Accusing us of supporting rapists was meant to shut us up; shut us up as thousands and thousands of victims have been shut up before. The Speaker’s decision to silence the women who rose to register their personal offence as survivors of sexual violence echoed that, but we made sure the Prime Minister could see the impact of his political games and how he dehumanised parliament.
Sitting in the House and being told I support rapists took me back to all those times I’ve seen families and communities torn apart when someone disclosed their experiences, and others chose to support the sexual offender. I’ve seen and felt intimately the consequences of that support. It was deeply offensive to me to be characterised as doing that.
Some of the MPs who said they were victims of sexual assault say they’ve never said it publicly before pic.twitter.com/0oM5GJGi5p
— Katie Bradford (@katieabradford) November 11, 2015
Accusing us of supporting sex offenders and rapists as if they are the lowest of the low also helps perpetuate rape culture because as well as trivialising the issue it ignores the reality that the majority of sex offenders are people who were previously friends or family. These people are often likeable. The young man who sexually assaulted me when I was at uni seemed otherwise likeable. I didn’t report or even publicly disclose. I had seen other young women do that and be ostracised, all because ‘he’ seemed like a good guy.

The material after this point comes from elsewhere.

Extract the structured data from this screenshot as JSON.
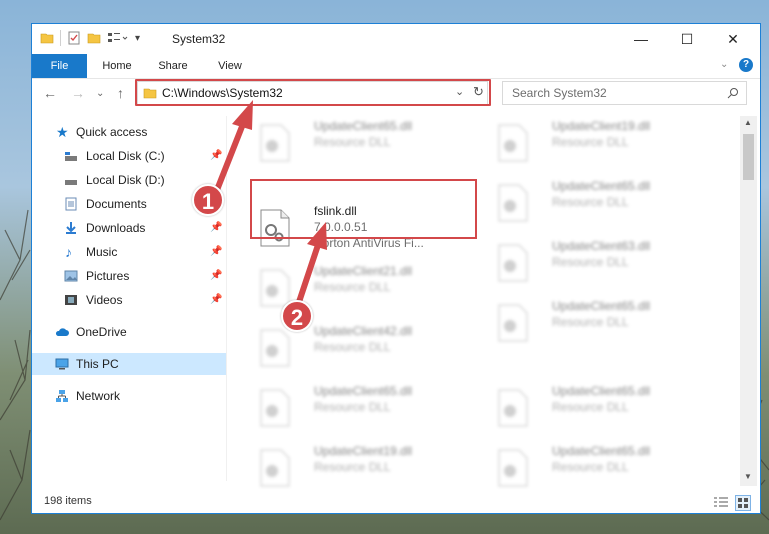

These are some of the same attitudes that mean our courts can only be relied on to convict in cases of what has been described ‘real rape’; a rape committed by a stranger with physical signs of injury. It may seem counter intuitive but to get on top of our rape culture we need to seek accountability and justice and express our pain but without creating the impression all rapists are monsters. Denying someone’s humanity and sexual agency is a monstrous act, that sadly all too often is perpetrated by people who are otherwise known as good people; not monsters.
Our system in no way provides accountability at the moment and that needs to change alongside our culture. Accountability for sexual violence and rape requires decision-makers to put themselves in the shoes of victims and survivors, and take this issue seriously.
John Key has personally minimised the alleged rapes disclosed by the ‘Roastbusters’, Tony Veitch’s history of abuse, refused to apologise to Tania Billingsley after she spoke out about institutional supports for rape culture, and minimised his harassment of a young service worker as horse play.
John Key and this Government have, over their term in Government, slashed funding to sexual and domestic violence agencies, gutted the Family Court, set a target to reduce crime despite low reporting rates for sexual and domestic violence being far too low, and have blocked substantive law reform to improve the 1 per cent conviction rate for sexual offending.
Those decisions have had much more profound consequences for victims of sexual violence than our request for the Prime Minister to oppose Australia’s bid for a seat on the Human Rights Council.
We stood up for thousands of New Zealanders who have suffered sexual violence and want the Government to take it seriously. I was proud to stand with so many women and men from the Greens and Labour for a safer society.